Small, emotionally true "Hello I Must Be Going" showcases winning Melanie Lynskey



Hello I Must Be Going (2012) 
95 min., rated R. 

Ever since Peter Jackson's true-crime drama "Heavenly Creatures" in 1994, Melanie Lynskey has been an actress to watch. On screen, both big and small, she's popped up in supporting roles and has always etched them with a specific indelibility, and now she's finally been given her due in another lead role. In the small, winningly gentle "Hello I Must Be Going," the lovely, criminally underrated actress is a joy in playing Amy Minsky, a thirtysomething photographer who's having a really hard time. Walking out on her self-absorbed husband (Dan Futterman) a few months ago for catching him having an affair with her best friend, she's depressed and back to living with her parents, Ruth (Blythe Danner) and Stan (John Rubinstein). Sleeping until noon, laying around in the same shabby T-shirt, and not leaving the house has become Amy's recent routine. Mom is losing her patience and Dad has an upcoming dinner with a client (Damian Young) before retiring, leaving his law firm to his son, and taking his wife on a round-the-world vacation. At dinner, Amy meets Larry's mature 19-year-old actor stepson, Jeremy (Christopher Abbott of HBO's "Girls"), who wants to be there even less than her and makes a pass at her.

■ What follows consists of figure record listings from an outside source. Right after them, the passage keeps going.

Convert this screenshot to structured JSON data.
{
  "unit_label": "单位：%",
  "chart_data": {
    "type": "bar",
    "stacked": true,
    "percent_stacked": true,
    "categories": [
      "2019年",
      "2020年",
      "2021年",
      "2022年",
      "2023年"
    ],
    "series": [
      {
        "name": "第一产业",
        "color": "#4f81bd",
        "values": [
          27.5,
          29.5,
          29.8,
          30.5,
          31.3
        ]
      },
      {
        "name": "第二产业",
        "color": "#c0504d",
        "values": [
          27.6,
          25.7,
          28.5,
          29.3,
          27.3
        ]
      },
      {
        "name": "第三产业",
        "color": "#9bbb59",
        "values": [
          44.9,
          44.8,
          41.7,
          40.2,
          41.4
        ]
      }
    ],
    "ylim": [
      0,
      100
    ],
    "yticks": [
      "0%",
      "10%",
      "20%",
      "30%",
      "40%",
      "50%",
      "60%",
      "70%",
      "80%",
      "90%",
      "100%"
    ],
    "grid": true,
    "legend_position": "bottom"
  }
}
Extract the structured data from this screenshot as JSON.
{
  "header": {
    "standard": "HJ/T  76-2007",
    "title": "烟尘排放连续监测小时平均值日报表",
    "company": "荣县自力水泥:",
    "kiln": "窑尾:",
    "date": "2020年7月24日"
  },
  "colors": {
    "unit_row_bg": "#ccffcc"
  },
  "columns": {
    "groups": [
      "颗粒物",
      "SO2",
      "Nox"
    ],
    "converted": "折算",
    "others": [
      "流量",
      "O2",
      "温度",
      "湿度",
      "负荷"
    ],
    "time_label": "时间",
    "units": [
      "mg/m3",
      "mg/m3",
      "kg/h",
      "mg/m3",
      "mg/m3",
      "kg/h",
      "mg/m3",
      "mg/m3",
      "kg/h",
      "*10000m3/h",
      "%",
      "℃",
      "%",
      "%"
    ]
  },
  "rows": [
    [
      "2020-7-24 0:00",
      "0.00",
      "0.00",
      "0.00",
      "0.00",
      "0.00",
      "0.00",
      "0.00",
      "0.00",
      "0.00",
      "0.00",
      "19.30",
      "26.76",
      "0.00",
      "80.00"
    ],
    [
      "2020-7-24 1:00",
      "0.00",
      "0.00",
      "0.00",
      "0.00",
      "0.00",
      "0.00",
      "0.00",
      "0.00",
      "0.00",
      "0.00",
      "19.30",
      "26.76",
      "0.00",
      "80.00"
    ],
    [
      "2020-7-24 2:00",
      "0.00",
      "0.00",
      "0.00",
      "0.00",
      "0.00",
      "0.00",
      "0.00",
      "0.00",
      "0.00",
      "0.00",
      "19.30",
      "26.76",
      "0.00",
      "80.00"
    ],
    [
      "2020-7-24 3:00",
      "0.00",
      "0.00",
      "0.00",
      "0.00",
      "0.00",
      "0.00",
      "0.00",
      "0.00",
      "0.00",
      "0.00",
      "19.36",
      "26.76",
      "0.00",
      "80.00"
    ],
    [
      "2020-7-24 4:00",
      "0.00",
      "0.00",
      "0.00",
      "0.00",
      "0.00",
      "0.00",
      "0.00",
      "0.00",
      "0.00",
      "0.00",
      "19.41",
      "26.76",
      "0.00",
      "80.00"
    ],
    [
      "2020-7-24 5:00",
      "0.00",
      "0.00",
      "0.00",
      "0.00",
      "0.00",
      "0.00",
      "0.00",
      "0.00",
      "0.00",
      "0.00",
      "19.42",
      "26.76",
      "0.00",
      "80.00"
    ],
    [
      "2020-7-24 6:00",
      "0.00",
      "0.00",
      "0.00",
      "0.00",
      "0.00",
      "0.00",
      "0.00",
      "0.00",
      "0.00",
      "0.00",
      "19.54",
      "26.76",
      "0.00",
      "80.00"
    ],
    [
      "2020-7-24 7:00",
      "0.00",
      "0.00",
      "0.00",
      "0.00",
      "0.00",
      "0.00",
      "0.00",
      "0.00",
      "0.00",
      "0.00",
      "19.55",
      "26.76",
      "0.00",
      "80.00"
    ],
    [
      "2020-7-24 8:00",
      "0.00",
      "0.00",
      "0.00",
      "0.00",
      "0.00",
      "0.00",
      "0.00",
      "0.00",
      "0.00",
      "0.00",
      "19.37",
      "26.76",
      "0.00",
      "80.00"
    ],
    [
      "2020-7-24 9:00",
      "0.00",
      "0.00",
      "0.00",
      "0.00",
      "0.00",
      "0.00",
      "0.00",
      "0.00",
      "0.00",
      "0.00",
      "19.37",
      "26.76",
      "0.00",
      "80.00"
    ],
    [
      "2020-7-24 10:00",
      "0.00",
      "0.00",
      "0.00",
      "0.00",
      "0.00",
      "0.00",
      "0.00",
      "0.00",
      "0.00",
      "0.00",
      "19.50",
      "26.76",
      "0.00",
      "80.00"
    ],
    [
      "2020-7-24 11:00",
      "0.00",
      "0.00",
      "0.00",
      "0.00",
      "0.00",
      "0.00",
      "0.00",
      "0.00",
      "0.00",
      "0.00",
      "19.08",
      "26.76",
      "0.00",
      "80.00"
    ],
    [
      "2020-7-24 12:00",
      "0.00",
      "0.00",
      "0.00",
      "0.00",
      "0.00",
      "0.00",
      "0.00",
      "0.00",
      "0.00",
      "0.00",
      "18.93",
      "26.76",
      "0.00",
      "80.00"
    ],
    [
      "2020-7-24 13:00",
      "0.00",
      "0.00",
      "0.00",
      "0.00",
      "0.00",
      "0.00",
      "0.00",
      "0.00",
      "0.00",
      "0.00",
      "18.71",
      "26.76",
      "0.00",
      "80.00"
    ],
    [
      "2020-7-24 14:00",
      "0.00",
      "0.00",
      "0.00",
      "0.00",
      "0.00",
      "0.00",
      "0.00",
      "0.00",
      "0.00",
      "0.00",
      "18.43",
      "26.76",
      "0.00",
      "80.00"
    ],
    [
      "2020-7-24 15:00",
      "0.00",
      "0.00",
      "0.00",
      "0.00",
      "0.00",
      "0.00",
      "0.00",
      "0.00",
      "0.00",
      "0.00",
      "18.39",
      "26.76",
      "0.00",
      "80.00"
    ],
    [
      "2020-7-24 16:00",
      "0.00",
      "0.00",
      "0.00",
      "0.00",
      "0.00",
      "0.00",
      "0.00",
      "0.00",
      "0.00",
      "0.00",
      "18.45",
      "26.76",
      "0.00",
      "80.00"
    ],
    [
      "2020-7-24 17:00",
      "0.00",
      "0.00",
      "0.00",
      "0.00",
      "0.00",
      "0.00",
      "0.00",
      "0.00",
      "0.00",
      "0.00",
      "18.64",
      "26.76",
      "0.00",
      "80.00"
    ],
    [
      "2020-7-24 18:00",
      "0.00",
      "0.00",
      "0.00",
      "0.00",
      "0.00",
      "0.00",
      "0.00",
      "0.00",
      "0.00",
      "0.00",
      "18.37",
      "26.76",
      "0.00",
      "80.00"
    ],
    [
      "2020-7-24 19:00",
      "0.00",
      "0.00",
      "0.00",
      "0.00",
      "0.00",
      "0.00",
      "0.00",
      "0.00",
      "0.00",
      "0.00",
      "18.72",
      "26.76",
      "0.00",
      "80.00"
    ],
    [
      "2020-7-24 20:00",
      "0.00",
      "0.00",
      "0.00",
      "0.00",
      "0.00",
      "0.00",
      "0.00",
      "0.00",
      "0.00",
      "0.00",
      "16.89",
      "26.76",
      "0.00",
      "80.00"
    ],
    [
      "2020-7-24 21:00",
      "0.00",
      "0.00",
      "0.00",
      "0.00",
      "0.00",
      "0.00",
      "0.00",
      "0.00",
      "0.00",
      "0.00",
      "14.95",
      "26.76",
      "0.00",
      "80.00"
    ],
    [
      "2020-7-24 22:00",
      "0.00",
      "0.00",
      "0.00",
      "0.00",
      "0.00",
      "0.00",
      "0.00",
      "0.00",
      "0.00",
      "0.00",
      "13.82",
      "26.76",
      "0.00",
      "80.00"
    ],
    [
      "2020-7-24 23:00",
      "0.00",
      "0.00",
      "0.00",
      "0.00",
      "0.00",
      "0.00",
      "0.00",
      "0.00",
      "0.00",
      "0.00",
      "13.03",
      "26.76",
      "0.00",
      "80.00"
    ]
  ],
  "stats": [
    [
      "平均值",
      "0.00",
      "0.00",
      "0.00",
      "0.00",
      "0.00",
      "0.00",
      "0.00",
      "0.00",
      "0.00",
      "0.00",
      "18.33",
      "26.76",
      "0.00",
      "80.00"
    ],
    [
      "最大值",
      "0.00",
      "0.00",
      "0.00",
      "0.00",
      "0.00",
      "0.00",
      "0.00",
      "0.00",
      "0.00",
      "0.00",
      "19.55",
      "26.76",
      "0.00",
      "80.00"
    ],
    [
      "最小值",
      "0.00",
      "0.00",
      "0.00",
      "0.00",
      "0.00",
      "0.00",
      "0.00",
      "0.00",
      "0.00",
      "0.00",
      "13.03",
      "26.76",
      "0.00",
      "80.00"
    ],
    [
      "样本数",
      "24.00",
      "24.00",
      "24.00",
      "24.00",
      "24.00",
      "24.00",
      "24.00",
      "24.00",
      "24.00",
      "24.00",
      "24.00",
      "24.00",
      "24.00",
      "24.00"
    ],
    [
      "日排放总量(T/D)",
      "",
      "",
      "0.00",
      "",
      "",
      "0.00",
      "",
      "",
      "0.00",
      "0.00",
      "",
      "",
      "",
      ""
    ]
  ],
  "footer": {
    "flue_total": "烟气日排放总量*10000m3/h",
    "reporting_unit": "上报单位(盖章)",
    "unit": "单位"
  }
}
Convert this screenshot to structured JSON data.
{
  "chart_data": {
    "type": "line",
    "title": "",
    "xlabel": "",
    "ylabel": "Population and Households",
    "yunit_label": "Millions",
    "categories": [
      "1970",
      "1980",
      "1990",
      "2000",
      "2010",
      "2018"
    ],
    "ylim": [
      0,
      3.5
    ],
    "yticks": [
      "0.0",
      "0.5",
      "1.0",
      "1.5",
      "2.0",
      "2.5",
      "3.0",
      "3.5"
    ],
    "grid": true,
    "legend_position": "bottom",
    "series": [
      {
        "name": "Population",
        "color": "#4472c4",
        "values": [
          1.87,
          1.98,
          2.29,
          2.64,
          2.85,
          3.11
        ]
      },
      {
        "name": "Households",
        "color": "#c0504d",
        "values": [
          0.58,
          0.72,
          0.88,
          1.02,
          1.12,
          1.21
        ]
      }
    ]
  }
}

Once she's asked by Jeremy's mother, Gwen (Julie White), to take him around the quaint Connecticut town, their torrid "The Graduate"/May-December affair begins. Even if it takes both of their parents a while to realize what's going on, Amy and Jeremy seem to bring out the best in each other.

At first blush, "Hello I Must Be Going" could have been either a sad-sack bummer or yet another quirky life-crisis indie about someone in a funk figuring out their next step. The film has an easy-listening soundtrack right out of a coffeehouse, and already has enough in common with this year's "Liberal Arts" in that they're both about a thirtysomething getting involved with a 19-year-old, only with the genders reversed. Luckily, actor-turned-director Todd Louiso's third feature walks a delicate tightrope between bittersweet emotions and a little character-based slapstick with enough grace and wit. It's lightly plotted and not stylistically inventive filmmaking, but satisfyingly skilled.

In her acutely observed inaugural script, screenwriter Sarah Koskoff dodges condescension, as long as we're talking about Amy and Jeremy, who are treated with the utmost compassion. Through Lynskey, Amy ingratiates herself to the viewer as an empathetic, understandable protagonist that we don't mind spending time with for an hour and a half. Your heart aches for her; she's vulnerable but not as mopey as her mother perceives, and she makes frumpy the new sexy. Every now and then Lynskey adds self-deprecating humor and surprise to the character in terms of body language and facial expressions, making Amy that much sweeter. Finally, in a climactic meeting scene with Futterman, we get a real sense of Amy's complete arc.

Though certainly the anchor, Lynskey is not the only one who gets to shine. Abbott, charming but sensitive, gives a deft performance that makes us buy he's genuinely attracted and interested in the older Amy. Danner, who's always a dear in any mom role she takes but usually underutilized, brings a prickly humor, inner longing, and tough love to Ruth. The last few mother-daughter moments are written and acted with such piercing truth and tender sadness, in which Mom lets out all her rage about how Amy never finishes anything she starts and then comes clean about just wanting to spend time with her husband. Same goes for Rubinstein, who tries giving the best advice he can to Amy and reminisces about the Groucho Marx-starrer "Animal Crackers" (with a song that gives this film its title) they'd stay up late to watch. Also, White, as Jeremy's pushy therapist mom who's proud of her son but just too oblivious in assuming he's gay, is always a comedic treat and makes the character feel like a real person. For some reason, the relationship between Amy and her mother ends up reaching a more substantive and moving catharsis than the affair with Jeremy. Still, "Hello I Must Be Going" is smart, emotionally true and, above all else, a superb showcase for Lynskey if there ever was one.